Bishop still hopes lawmakers and the governor can reach agreement.
“I don’t think really at the end of the day anybody wants to get down to where it’s a bare-knuckles, in-the-mud barroom fight over this budget,” he said.
Soldotna Republican Sen. Peter Micciche said the size of Dunleavy’s proposals has started an important conversation. And he said it requires those opposed to the cuts to come up with alternatives.
But Micciche said he wants to hear from the people who will have to implement the cuts mapped out by the governor’s Office of Management and Budget.
“My impression is that OMB found some big numbers and plugged them into a budget, and now we’re hoping that the commissioners can come forward and discuss attainable reductions while still delivering the services required by the little blue book — the Constitution — to deliver,” he said. “And what we’re seeing is a clear disconnect between those that are required to deliver the services and those that produce the budget.”
Micciche said it’s going to take compromise, both on the part of the 60 legislators and the governor.
“What that means is we have to work together,” he said. “And that means that it doesn’t get to be exactly the way I want it to be. And I’m not going to quit, and I’m not going to go home and take my toys with me when it doesn’t work out. Politics is the art of what’s possible.”
Helping to steer the budget to a resolution will be Sitka Sen. Bert Stedman. He’s back as Finance co-chairman after a six-year break. And he’s facing a possible reduction that cuts at the heart of his coastal district: the end of funding for the Alaska Marine Highway System on Oct. 1.

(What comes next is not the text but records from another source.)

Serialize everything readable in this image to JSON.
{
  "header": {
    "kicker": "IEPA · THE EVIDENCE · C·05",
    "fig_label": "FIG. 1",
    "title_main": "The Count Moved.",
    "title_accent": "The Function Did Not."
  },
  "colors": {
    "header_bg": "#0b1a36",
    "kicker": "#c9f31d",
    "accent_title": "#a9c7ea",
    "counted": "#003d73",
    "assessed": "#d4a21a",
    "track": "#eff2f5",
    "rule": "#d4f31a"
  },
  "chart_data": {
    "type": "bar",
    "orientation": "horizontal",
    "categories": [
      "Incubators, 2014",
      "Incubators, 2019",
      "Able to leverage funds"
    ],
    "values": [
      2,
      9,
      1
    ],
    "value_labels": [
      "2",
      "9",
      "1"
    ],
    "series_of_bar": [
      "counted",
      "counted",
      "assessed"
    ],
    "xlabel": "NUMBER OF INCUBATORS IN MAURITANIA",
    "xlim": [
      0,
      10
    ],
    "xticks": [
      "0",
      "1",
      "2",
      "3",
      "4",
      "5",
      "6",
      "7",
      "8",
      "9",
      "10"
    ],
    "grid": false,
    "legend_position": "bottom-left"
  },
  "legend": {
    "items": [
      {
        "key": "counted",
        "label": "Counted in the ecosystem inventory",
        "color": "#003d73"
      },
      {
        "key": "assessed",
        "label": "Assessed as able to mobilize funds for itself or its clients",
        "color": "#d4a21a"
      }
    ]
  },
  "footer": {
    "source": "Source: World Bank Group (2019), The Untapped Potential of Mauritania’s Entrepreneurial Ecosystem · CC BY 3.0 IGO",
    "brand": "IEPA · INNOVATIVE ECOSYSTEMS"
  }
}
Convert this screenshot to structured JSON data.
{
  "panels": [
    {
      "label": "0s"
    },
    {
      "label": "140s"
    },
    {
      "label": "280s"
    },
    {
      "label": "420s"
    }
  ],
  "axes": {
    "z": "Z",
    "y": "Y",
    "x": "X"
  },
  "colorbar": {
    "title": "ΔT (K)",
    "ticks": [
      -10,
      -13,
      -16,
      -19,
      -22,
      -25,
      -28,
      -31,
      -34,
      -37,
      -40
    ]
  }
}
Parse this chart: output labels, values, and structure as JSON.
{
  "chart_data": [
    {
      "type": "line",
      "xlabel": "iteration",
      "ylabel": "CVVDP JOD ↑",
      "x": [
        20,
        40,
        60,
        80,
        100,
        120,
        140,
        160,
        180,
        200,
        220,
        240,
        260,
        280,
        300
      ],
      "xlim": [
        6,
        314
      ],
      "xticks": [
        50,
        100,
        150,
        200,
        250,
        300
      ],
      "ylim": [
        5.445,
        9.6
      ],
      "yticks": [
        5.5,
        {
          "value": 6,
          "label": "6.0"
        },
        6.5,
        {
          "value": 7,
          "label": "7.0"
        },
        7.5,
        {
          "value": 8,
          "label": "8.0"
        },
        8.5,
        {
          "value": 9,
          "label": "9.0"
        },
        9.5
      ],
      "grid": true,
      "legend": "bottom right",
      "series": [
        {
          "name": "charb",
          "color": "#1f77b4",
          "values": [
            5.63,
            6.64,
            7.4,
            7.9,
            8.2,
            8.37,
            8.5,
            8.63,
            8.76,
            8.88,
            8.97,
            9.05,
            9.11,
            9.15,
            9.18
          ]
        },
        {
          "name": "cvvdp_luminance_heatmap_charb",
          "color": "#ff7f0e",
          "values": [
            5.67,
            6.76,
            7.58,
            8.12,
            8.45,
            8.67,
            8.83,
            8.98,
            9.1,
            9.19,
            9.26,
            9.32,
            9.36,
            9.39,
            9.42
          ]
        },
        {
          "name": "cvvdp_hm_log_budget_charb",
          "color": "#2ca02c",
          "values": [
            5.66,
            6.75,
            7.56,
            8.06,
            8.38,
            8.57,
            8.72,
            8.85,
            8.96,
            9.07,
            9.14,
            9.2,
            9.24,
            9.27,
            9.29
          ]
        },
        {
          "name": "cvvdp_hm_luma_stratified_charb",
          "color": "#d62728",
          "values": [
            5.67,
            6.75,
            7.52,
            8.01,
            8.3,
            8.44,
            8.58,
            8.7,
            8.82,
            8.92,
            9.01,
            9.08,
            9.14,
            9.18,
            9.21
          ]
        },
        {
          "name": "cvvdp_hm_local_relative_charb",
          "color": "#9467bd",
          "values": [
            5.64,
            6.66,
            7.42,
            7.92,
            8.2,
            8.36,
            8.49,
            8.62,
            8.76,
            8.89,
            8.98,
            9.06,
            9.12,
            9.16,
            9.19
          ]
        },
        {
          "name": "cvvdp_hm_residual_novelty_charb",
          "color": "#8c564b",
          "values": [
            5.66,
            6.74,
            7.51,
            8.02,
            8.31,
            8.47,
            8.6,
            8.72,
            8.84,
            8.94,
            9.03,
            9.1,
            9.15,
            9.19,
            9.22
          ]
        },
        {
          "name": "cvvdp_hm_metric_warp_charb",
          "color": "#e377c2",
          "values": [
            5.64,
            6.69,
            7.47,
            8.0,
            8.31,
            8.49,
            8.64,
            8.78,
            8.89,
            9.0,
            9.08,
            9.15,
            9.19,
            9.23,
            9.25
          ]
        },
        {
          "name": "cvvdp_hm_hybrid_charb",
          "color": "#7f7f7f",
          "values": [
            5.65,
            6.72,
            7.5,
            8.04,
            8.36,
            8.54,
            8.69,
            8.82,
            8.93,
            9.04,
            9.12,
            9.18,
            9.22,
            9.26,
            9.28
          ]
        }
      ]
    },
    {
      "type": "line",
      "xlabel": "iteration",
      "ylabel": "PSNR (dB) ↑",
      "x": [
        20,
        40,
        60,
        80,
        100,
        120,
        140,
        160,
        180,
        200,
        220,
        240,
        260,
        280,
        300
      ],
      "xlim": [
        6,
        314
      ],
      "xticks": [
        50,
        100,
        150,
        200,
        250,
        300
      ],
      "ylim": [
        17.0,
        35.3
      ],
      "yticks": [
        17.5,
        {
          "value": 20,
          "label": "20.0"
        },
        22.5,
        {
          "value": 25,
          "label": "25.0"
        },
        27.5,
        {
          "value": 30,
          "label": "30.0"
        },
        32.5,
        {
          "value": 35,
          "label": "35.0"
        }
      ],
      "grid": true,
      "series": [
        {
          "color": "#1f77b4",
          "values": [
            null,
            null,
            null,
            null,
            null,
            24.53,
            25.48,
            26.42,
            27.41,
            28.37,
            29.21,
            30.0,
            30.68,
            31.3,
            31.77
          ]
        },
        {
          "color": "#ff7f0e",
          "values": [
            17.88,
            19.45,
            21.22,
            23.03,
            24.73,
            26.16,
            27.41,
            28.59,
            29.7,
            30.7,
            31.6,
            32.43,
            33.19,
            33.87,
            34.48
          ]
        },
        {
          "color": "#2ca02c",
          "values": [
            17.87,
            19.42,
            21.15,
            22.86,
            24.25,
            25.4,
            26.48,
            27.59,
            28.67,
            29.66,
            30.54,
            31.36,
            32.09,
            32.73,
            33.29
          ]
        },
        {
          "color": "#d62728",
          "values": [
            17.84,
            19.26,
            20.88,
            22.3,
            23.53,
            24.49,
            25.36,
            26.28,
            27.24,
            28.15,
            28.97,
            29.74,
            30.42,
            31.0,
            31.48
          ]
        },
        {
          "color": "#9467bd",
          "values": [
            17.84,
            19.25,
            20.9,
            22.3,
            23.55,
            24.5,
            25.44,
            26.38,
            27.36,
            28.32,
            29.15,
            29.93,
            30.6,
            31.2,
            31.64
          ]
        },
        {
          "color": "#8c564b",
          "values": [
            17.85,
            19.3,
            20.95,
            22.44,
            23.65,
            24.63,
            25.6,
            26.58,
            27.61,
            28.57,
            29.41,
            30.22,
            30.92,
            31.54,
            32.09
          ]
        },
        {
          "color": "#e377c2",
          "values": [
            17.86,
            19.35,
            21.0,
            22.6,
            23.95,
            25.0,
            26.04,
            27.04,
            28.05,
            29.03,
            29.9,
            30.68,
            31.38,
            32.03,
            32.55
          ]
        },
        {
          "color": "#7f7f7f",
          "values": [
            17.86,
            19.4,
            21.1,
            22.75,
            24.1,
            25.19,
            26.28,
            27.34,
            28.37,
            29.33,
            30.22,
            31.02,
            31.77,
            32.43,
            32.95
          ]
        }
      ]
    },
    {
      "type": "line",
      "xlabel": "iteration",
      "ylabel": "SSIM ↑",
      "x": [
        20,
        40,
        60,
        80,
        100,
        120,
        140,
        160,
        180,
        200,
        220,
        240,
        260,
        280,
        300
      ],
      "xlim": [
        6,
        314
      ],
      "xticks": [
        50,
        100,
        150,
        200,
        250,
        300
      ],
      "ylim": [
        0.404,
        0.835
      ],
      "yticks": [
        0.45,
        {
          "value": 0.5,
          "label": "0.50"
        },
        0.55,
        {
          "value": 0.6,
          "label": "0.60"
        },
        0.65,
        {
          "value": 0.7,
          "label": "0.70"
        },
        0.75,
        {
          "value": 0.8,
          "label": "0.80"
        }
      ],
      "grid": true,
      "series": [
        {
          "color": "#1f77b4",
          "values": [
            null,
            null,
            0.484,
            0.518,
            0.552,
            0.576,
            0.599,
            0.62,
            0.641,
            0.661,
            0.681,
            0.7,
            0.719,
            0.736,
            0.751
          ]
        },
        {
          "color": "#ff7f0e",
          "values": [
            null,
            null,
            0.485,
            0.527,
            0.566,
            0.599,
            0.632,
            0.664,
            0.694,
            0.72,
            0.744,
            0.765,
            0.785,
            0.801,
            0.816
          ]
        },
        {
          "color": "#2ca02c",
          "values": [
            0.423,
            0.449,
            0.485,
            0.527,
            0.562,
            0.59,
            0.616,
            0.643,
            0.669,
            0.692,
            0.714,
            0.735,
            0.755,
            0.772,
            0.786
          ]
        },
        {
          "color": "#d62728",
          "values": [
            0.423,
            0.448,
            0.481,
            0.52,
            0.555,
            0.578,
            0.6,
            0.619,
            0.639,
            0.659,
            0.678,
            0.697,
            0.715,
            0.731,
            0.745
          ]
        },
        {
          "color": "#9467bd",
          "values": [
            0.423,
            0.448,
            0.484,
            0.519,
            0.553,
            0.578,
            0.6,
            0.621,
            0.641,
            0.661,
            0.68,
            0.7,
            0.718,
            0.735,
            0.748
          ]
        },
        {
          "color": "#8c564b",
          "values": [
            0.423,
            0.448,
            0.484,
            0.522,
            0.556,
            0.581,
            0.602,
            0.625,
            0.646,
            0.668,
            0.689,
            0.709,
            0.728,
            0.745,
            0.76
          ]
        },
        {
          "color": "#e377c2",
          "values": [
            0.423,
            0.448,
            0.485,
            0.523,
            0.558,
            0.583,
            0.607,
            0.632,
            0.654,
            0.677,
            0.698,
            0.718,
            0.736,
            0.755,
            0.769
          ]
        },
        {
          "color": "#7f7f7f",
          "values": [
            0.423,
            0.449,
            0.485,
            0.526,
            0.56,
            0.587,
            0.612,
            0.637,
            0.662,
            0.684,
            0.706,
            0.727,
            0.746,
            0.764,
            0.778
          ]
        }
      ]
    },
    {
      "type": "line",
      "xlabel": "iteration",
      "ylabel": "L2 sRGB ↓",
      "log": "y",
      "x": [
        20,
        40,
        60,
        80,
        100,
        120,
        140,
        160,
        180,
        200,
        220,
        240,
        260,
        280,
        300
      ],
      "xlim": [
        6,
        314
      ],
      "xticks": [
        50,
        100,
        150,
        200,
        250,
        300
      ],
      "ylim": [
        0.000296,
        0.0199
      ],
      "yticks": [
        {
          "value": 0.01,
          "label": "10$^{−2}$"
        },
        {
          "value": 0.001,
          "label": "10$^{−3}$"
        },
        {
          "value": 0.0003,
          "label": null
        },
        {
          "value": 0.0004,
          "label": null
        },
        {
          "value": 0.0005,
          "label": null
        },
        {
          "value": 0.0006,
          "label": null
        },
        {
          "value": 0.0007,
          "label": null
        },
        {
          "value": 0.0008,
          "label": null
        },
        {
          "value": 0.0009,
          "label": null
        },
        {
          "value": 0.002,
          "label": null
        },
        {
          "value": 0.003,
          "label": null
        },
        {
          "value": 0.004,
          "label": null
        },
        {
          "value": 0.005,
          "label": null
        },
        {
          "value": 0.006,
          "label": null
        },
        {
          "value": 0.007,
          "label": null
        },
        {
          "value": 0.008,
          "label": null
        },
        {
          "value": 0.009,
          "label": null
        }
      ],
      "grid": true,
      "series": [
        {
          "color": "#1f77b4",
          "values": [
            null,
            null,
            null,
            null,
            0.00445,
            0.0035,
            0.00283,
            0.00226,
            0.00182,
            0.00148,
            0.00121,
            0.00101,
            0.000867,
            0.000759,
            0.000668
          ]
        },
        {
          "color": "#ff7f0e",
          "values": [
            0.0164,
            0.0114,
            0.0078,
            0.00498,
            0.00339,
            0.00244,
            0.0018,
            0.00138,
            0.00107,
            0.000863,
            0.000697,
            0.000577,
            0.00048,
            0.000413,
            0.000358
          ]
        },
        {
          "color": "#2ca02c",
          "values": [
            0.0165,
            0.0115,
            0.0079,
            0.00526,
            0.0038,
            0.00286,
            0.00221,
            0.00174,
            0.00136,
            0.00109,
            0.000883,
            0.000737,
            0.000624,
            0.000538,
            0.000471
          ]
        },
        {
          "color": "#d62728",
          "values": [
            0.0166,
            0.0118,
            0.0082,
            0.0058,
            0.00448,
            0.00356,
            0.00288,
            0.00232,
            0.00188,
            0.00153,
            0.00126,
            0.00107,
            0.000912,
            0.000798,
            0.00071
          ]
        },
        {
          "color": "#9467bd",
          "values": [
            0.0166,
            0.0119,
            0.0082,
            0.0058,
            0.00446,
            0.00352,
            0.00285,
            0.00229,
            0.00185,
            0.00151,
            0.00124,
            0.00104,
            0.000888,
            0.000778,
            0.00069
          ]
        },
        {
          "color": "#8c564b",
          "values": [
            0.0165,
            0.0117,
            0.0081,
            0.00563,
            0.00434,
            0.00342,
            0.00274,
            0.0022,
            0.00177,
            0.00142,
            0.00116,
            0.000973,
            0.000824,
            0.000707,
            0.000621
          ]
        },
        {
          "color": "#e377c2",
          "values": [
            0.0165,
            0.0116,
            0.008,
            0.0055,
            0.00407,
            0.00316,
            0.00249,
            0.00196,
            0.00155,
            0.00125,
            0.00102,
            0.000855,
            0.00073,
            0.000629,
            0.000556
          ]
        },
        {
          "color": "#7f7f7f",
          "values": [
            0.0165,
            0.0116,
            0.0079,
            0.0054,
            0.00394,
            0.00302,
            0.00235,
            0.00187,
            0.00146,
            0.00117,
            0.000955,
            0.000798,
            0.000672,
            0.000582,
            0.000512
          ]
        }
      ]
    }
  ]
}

“I thought we have a substantial reduction but not a potential termination,” he said. “So that was a surprise. But the overall direction was not. The magnitude? A little bit more than I anticipated.”
Stedman said he’s hoping for a compromise that will include funding to keep the ferries running.
He said the budget process isn’t about reaching a spending level without regard to the needs of Alaskans. He expects that throughout the budget process, the House and Senate will communicate with the governor. He said Dunleavy proposed a budget that will stop spending state savings.
“I agree with the premise, and I want to work with them to make sure that we fix the fiscal situation and protect the permanent fund and keep the marine highway running at the same time,” he said. “So it’s going to be quite the juggling act.”
Stedman said this year will be the first step in a two- or three-year reduction to the budget.
“We need to fix our problem,” he said. “The generation today needs to fix today’s generation’s budget problems and not pass it onto the future.”
The House is aiming to pass its version of the budget over to the Senate by early April. It’s not clear if the upper chamber will be done with its budget work by the scheduled end of the session on April 14. Under the state constitution, the regular session can last as long as May 15.